Genau das ist aus Sicht der beiden Frauen auch das eigentliche Problem. Eine Kündigung sei ja das eine, so Kerstin L. Das andere sei, wie sie übermittelt werde. „Nach der ganzen Zitterpartie im vergangenen Jahr hatten wir schon auf ruhigere Zeiten gehofft“, sagt Elisa E. „Unser alter Chef Sören Willert war immer ehrlich und hat mit uns geredet.“ Beim Salzbäcker habe sie das vermisst.

Thomas Wiechel, Betriebsleiter der Salzbäcker GmbH, will diese Vorwürfe nicht auf sich sitzen lassen. Er habe sehr wohl vorab ein Teamgespräch mit seinen Mitarbeiterinnen geführt, erklärt er. Und natürlich sei es generell nie schön, einen Vertrag zu beenden. Auch für den Arbeitgeber nicht. „Dementsprechend ist auch der Zeitpunkt nie ideal“, sagt er.

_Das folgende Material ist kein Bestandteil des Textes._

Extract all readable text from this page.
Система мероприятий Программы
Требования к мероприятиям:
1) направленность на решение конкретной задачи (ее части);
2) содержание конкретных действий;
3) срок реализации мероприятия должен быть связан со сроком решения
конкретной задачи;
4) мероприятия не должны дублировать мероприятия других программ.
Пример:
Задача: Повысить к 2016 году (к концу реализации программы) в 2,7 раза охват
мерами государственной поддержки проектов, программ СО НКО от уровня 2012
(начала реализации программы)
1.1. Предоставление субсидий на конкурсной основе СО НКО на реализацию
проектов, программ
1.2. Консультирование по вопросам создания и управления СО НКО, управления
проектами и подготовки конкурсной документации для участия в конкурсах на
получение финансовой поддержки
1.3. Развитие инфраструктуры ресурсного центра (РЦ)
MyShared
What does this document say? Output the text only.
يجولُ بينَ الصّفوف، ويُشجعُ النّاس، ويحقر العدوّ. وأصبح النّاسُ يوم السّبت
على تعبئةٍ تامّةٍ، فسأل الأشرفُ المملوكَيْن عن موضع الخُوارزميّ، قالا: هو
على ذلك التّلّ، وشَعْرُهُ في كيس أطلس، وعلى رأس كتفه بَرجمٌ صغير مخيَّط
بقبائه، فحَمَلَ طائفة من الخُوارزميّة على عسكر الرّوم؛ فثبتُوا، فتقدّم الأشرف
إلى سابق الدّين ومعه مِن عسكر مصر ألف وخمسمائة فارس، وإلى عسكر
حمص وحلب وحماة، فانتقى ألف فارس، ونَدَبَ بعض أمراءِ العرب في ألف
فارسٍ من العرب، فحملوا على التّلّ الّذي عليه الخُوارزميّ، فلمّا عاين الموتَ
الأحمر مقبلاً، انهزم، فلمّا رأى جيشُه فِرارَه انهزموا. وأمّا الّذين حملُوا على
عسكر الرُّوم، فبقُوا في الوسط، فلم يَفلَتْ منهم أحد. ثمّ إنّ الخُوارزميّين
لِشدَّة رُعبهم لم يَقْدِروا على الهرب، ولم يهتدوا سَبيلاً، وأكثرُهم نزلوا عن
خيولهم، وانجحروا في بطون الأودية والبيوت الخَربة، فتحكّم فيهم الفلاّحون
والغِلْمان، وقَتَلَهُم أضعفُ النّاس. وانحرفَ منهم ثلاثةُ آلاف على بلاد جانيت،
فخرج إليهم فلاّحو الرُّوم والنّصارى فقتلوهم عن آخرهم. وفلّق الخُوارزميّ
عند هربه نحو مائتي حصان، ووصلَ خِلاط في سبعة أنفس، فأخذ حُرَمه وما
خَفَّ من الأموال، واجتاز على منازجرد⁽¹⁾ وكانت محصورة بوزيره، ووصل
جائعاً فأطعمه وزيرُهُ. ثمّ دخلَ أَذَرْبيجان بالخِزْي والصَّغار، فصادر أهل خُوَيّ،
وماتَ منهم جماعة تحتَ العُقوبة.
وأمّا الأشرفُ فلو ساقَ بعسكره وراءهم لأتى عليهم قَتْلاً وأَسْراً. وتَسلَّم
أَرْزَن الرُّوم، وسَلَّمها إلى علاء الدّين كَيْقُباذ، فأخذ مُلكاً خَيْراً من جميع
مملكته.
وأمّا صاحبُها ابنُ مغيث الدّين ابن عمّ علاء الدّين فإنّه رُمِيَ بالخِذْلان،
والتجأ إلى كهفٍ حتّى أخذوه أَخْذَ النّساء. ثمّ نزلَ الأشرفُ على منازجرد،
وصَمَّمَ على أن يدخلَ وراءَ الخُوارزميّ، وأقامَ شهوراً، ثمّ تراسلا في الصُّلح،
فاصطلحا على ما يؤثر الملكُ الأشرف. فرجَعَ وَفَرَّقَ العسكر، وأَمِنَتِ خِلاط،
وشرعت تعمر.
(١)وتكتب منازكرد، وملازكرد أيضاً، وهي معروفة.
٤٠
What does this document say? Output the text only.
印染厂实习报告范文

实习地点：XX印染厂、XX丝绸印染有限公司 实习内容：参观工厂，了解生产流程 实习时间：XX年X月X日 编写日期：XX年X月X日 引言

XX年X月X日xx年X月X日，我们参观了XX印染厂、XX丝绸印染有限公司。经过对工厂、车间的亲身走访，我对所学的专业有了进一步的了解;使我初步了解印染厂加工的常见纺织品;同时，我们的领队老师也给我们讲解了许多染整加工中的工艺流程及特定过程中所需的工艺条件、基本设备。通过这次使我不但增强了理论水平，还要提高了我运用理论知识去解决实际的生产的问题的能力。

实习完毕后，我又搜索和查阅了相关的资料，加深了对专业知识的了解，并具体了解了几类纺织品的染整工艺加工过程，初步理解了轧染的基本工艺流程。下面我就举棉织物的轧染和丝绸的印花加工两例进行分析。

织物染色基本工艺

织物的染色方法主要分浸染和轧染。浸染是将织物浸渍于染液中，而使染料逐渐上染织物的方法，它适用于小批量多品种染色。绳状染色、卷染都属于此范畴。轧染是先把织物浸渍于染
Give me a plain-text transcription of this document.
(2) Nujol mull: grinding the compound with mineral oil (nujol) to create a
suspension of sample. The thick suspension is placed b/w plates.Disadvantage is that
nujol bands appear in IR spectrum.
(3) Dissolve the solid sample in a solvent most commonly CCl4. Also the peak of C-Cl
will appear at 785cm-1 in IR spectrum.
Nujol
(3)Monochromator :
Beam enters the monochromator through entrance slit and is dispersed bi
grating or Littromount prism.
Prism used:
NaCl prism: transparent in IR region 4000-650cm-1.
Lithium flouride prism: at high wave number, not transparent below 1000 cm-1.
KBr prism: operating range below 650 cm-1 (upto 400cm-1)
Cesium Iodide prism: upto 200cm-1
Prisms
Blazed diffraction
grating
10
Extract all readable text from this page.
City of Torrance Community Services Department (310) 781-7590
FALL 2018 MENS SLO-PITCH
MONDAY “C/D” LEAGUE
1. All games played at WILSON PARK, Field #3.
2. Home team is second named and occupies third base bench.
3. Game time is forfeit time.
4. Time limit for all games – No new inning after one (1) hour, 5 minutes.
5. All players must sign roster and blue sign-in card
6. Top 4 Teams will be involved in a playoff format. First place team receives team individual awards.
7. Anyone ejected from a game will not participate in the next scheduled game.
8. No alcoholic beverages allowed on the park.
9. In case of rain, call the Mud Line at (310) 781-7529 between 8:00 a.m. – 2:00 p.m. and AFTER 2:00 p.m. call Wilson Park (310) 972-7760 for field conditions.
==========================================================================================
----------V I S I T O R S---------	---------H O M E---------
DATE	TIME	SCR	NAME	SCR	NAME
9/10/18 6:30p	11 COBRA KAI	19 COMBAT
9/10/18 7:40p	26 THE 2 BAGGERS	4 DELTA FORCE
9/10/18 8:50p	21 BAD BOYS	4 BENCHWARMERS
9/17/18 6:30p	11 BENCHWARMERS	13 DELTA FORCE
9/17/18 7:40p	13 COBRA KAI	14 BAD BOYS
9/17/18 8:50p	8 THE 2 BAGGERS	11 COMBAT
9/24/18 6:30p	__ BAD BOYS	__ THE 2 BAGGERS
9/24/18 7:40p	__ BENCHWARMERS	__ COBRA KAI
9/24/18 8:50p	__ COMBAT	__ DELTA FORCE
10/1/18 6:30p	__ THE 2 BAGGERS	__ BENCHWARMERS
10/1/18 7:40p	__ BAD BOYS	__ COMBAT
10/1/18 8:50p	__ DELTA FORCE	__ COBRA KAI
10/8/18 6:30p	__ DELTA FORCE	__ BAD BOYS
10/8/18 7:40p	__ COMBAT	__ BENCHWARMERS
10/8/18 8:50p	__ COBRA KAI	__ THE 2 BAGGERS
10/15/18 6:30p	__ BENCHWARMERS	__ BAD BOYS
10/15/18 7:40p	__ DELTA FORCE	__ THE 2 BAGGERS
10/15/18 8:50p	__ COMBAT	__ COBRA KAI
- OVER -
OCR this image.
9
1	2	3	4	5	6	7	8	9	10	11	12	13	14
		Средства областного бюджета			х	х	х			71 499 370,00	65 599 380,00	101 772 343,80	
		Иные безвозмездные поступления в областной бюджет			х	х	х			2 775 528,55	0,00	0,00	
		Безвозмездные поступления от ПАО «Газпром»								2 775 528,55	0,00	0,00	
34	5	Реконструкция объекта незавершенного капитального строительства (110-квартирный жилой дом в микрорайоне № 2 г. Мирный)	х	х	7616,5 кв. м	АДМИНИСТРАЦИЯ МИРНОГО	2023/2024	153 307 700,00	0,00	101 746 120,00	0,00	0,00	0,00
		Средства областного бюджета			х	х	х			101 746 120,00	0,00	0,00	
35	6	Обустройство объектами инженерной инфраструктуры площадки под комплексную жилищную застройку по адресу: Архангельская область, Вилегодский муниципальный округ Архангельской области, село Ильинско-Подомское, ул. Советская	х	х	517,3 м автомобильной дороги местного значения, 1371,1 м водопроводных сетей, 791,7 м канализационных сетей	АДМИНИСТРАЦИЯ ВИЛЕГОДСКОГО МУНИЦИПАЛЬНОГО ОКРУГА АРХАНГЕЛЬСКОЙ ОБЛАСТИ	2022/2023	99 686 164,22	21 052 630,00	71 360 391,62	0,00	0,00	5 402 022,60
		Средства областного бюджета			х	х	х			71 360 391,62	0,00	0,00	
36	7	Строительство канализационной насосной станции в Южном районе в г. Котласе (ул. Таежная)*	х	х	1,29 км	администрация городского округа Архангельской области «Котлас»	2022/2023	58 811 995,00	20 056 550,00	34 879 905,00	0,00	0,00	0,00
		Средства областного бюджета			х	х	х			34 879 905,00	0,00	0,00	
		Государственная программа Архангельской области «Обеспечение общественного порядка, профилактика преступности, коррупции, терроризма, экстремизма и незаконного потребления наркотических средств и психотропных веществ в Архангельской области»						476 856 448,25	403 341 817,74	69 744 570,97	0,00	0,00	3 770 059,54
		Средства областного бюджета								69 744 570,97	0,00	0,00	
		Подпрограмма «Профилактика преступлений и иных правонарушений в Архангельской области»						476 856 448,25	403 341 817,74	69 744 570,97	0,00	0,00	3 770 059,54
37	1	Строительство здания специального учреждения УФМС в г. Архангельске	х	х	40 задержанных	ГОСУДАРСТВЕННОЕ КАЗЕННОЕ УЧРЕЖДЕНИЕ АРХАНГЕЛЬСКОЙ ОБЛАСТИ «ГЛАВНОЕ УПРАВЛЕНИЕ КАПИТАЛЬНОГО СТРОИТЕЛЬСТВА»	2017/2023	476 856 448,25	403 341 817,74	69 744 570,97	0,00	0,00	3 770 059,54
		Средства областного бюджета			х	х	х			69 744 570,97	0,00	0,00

Der Salzbäcker sei ein „zukunftsorientierter Arbeitgeber“, der seinen Mitarbeitern einen „hohen Mehrwert“ anbiete, fährt er fort. „Wir erwarten aber auch eine entsprechende Arbeitsleistung.“ Zu den genauen Hintergründen seiner Entscheidung in Bezug auf die beiden Frauen möchte er sich nicht äußern. „Aus Datenschutzgründen und Gründen des Anstands werden wir öffentlich keine Stellung nehmen“, sagt Wiechel.